“Yes, sir, within a half-mile,” the man answered.

“This is guesswork, Eaton,” Major Harding protested. “We can’t scour a mile of river shore in the dark. Before we stumble on them they’ll have had their talk and gone home.”

“It’s not so hard as you’d think,” declared Larry. “I know the banks pretty well along here. Don’t throw the search-light over the shore, Ed,” he directed the man by the steersman’s side.

The boat was drifting now, in the shadow of the bank. Night had fallen and the moon was rising over the steep hillside that loomed above them.

“See there, Harding?” Larry continued, pointing inshore. “All along here are rocky or wooded slopes.

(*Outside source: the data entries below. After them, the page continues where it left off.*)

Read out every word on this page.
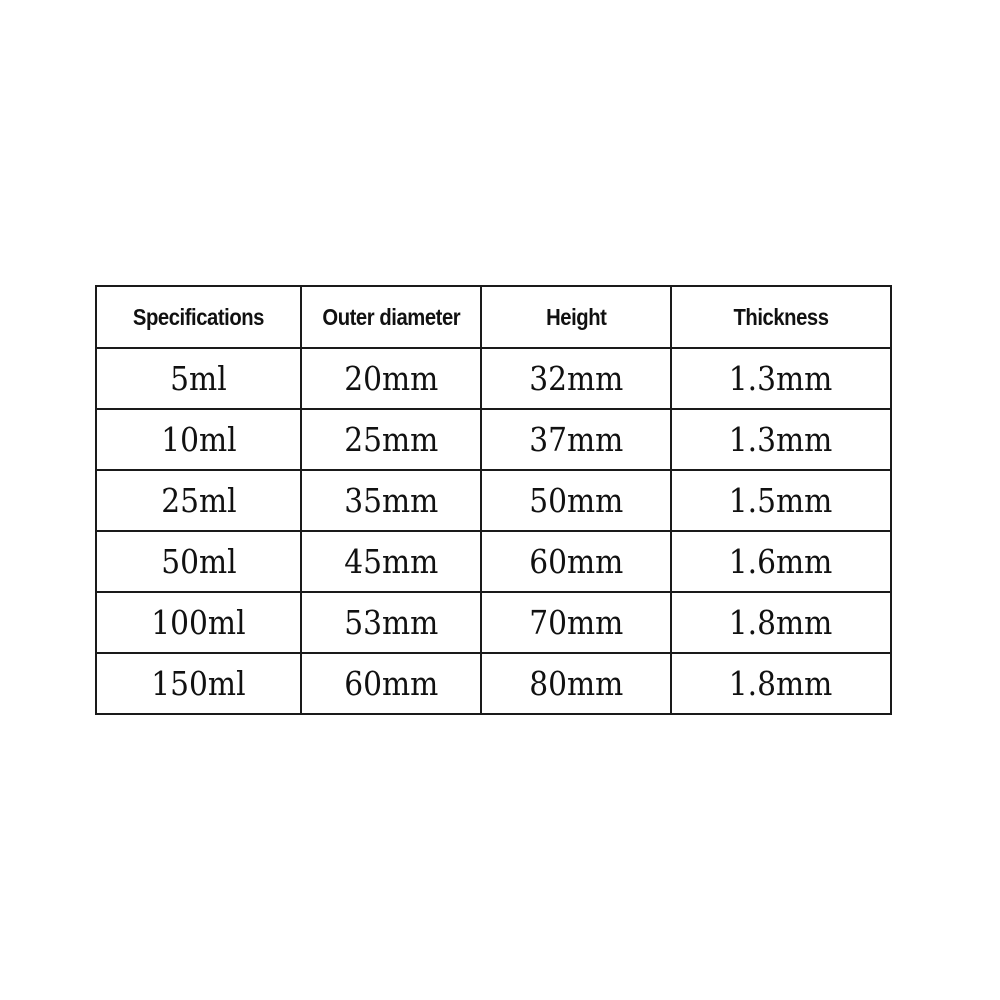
Specifications	Outer diameter	Height	Thickness
5ml	20mm	32mm	1.3mm
10ml	25mm	37mm	1.3mm
25ml	35mm	50mm	1.5mm
50ml	45mm	60mm	1.6mm
100ml	53mm	70mm	1.8mm
150ml	60mm	80mm	1.8mm
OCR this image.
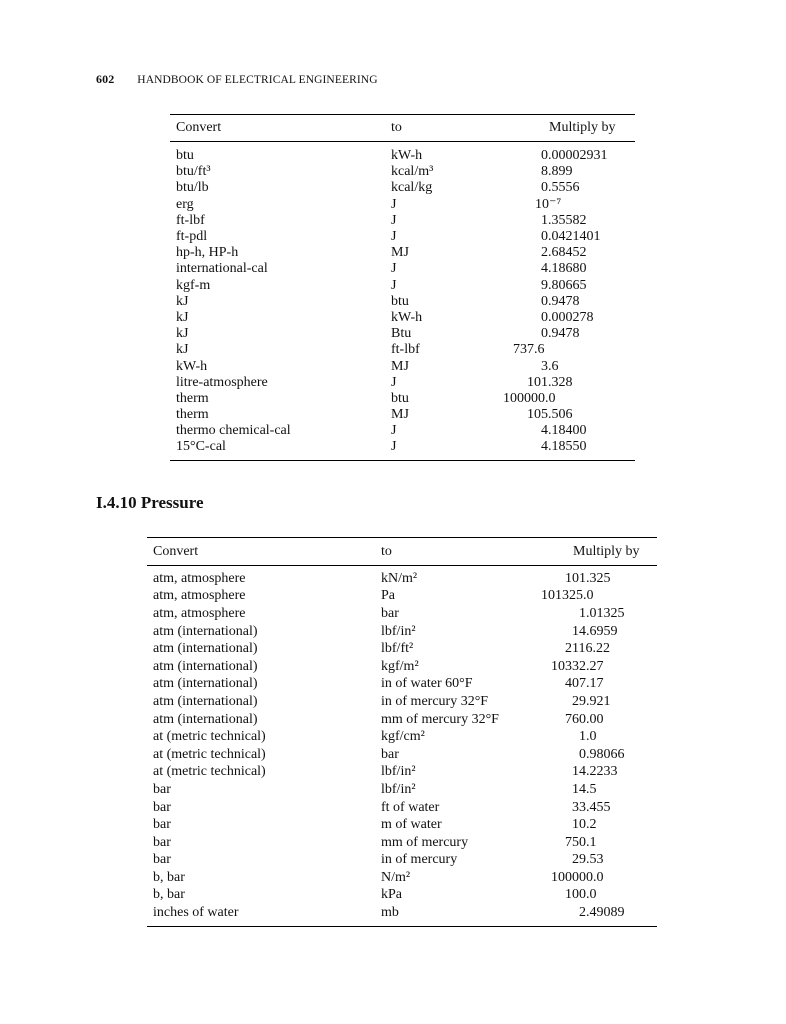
602 HANDBOOK OF ELECTRICAL ENGINEERING
Convert	to	Multiply by
btu	kW-h	0.00002931
btu/ft³	kcal/m³	8.899
btu/lb	kcal/kg	0.5556
erg	J	10⁻⁷
ft-lbf	J	1.35582
ft-pdl	J	0.0421401
hp-h, HP-h	MJ	2.68452
international-cal	J	4.18680
kgf-m	J	9.80665
kJ	btu	0.9478
kJ	kW-h	0.000278
kJ	Btu	0.9478
kJ	ft-lbf	737.6
kW-h	MJ	3.6
litre-atmosphere	J	101.328
therm	btu	100000.0
therm	MJ	105.506
thermo chemical-cal	J	4.18400
15°C-cal	J	4.18550
I.4.10 Pressure
Convert	to	Multiply by
atm, atmosphere	kN/m²	101.325
atm, atmosphere	Pa	101325.0
atm, atmosphere	bar	1.01325
atm (international)	lbf/in²	14.6959
atm (international)	lbf/ft²	2116.22
atm (international)	kgf/m²	10332.27
atm (international)	in of water 60°F	407.17
atm (international)	in of mercury 32°F	29.921
atm (international)	mm of mercury 32°F	760.00
at (metric technical)	kgf/cm²	1.0
at (metric technical)	bar	0.98066
at (metric technical)	lbf/in²	14.2233
bar	lbf/in²	14.5
bar	ft of water	33.455
bar	m of water	10.2
bar	mm of mercury	750.1
bar	in of mercury	29.53
b, bar	N/m²	100000.0
b, bar	kPa	100.0
inches of water	mb	2.49089
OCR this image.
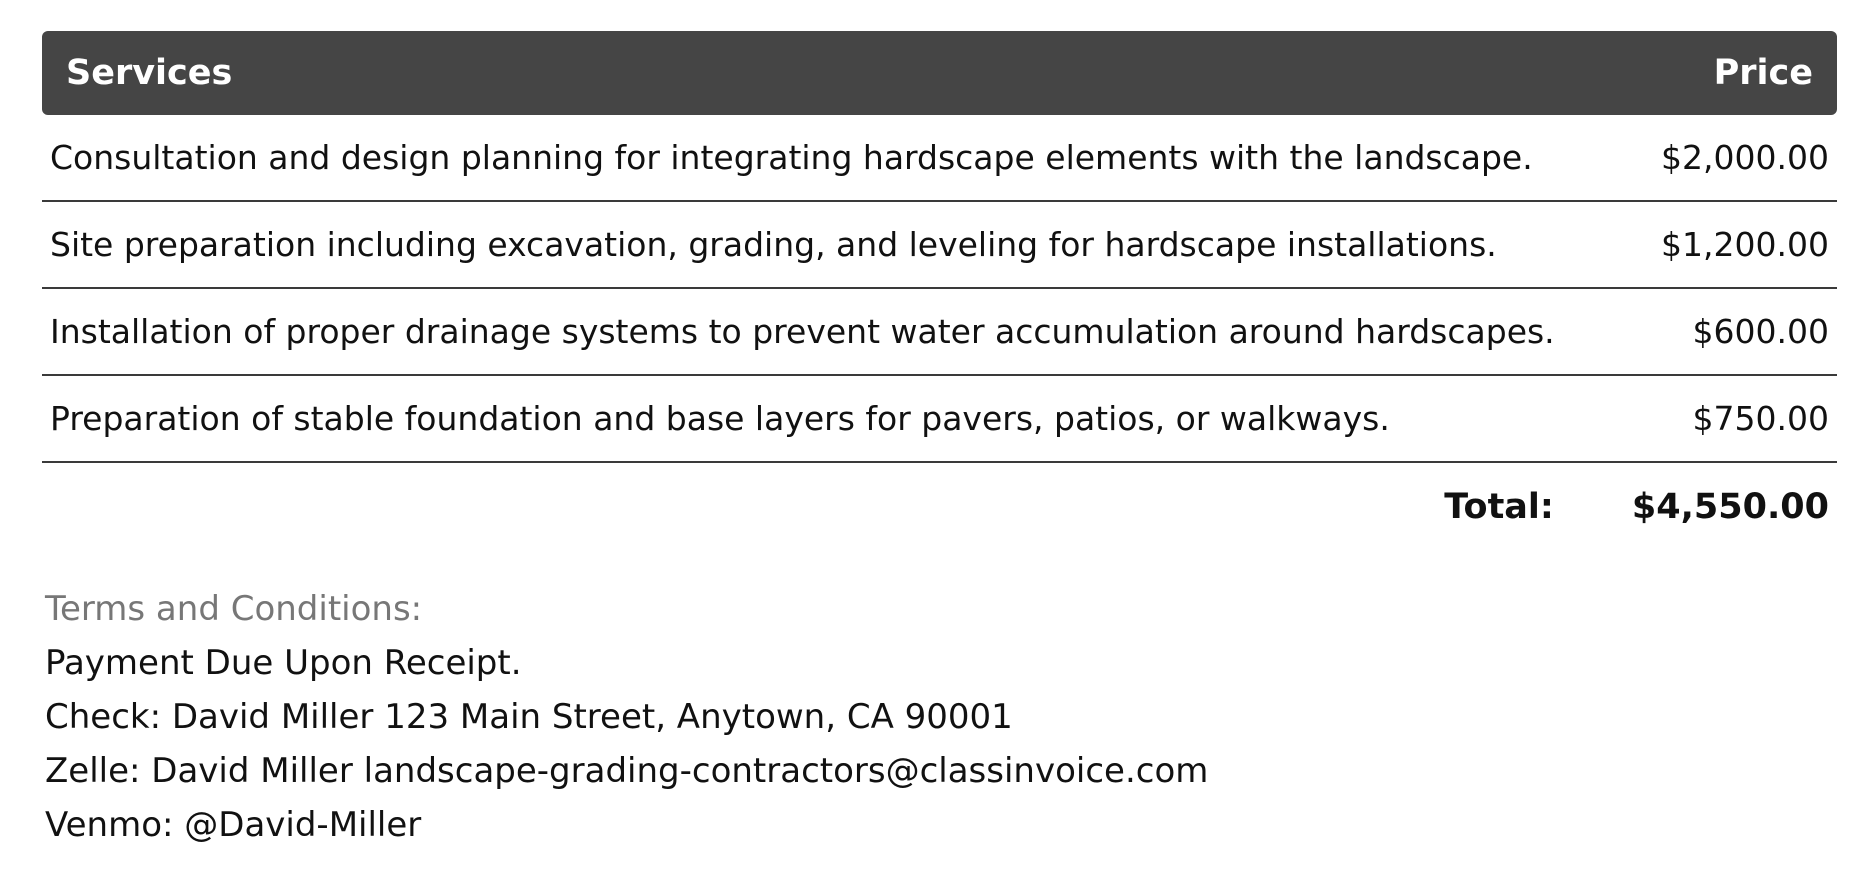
Services	Price
Consultation and design planning for integrating hardscape elements with the landscape.	$2,000.00
Site preparation including excavation, grading, and leveling for hardscape installations.	$1,200.00
Installation of proper drainage systems to prevent water accumulation around hardscapes.	$600.00
Preparation of stable foundation and base layers for pavers, patios, or walkways.	$750.00
Total: $4,550.00
Terms and Conditions:
Payment Due Upon Receipt.
Check: David Miller 123 Main Street, Anytown, CA 90001
Zelle: David Miller landscape-grading-contractors@classinvoice.com
Venmo: @David-Miller
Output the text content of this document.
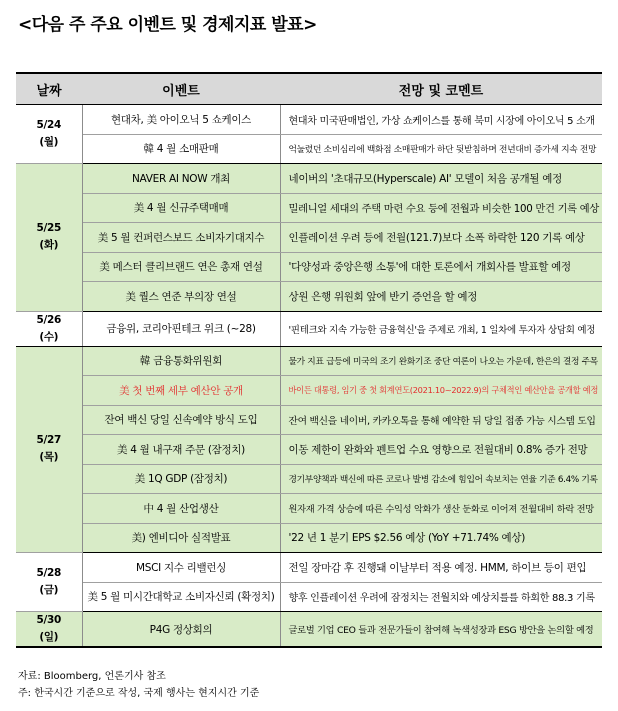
<다음 주 주요 이벤트 및 경제지표 발표>
날짜	이벤트	전망 및 코멘트

5/24
(월)	현대차, 美 아이오닉 5 쇼케이스	현대차 미국판매법인, 가상 쇼케이스를 통해 북미 시장에 아이오닉 5 소개
	韓 4 월 소매판매	억눌렸던 소비심리에 백화점 소매판매가 하단 뒷받침하며 전년대비 증가세 지속 전망

5/25
(화)	NAVER AI NOW 개최	네이버의 '초대규모(Hyperscale) AI' 모델이 처음 공개될 예정
	美 4 월 신규주택매매	밀레니얼 세대의 주택 마련 수요 등에 전월과 비슷한 100 만건 기록 예상
	美 5 월 컨퍼런스보드 소비자기대지수	인플레이션 우려 등에 전월(121.7)보다 소폭 하락한 120 기록 예상
	美 메스터 클리브랜드 연은 총재 연설	'다양성과 중앙은행 소통'에 대한 토론에서 개회사를 발표할 예정
	美 퀄스 연준 부의장 연설	상원 은행 위원회 앞에 반기 증언을 할 예정

5/26
(수)	금융위, 코리아핀테크 위크 (~28)	'핀테크와 지속 가능한 금융혁신'을 주제로 개최, 1 일차에 투자자 상담회 예정

5/27
(목)	韓 금융통화위원회	물가 지표 급등에 미국의 조기 완화기조 중단 여론이 나오는 가운데, 한은의 결정 주목
	美 첫 번째 세부 예산안 공개	바이든 대통령, 임기 중 첫 회계연도(2021.10~2022.9)의 구체적인 예산안을 공개할 예정
	잔여 백신 당일 신속예약 방식 도입	잔여 백신을 네이버, 카카오톡을 통해 예약한 뒤 당일 접종 가능 시스템 도입
	美 4 월 내구재 주문 (잠정치)	이동 제한이 완화와 펜트업 수요 영향으로 전월대비 0.8% 증가 전망
	美 1Q GDP (잠정치)	경기부양책과 백신에 따른 코로나 발병 감소에 힘입어 속보치는 연율 기준 6.4% 기록
	中 4 월 산업생산	원자재 가격 상승에 따른 수익성 악화가 생산 둔화로 이어져 전월대비 하락 전망
	美) 엔비디아 실적발표	'22 년 1 분기 EPS $2.56 예상 (YoY +71.74% 예상)

5/28
(금)	MSCI 지수 리밸런싱	전일 장마감 후 진행돼 이날부터 적용 예정. HMM, 하이브 등이 편입
	美 5 월 미시간대학교 소비자신뢰 (확정치)	향후 인플레이션 우려에 잠정치는 전월치와 예상치를를 하회한 88.3 기록

5/30
(일)	P4G 정상회의	글로벌 기업 CEO 들과 전문가들이 참여해 녹색성장과 ESG 방안을 논의할 예정
자료: Bloomberg, 언론기사 참조
주: 한국시간 기준으로 작성, 국제 행사는 현지시간 기준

Do you see the bushes growing low along the bank? There are no vineyards for half a mile further. It’s fairly deserted. We have only to find the barge they came in.”

“There’s a light, Larry,” Lucy whispered, her heart hammering with nervous excitement. “What can it be?”

“It’s a house near the little hamlet below here, Altheim, I think it’s called. Shut off your search-light, Ed.”

“There’s a barge, sir,” said the steersman, pointing ahead.

The boat’s passengers stared into the darkness, faintly lighted now by the moon touching the water with phosphorescent gleams. Along the dark line of the shore a darker blot showed, and, as the boat floated nearer, a big, heavily-loaded barge came into sight, fastened to one of the small trees growing near the bank, and somewhat hidden by the bushes’ low-growing bare branches.

“Push in here, Rogers,” Larry ordered. “Can you make a landing?”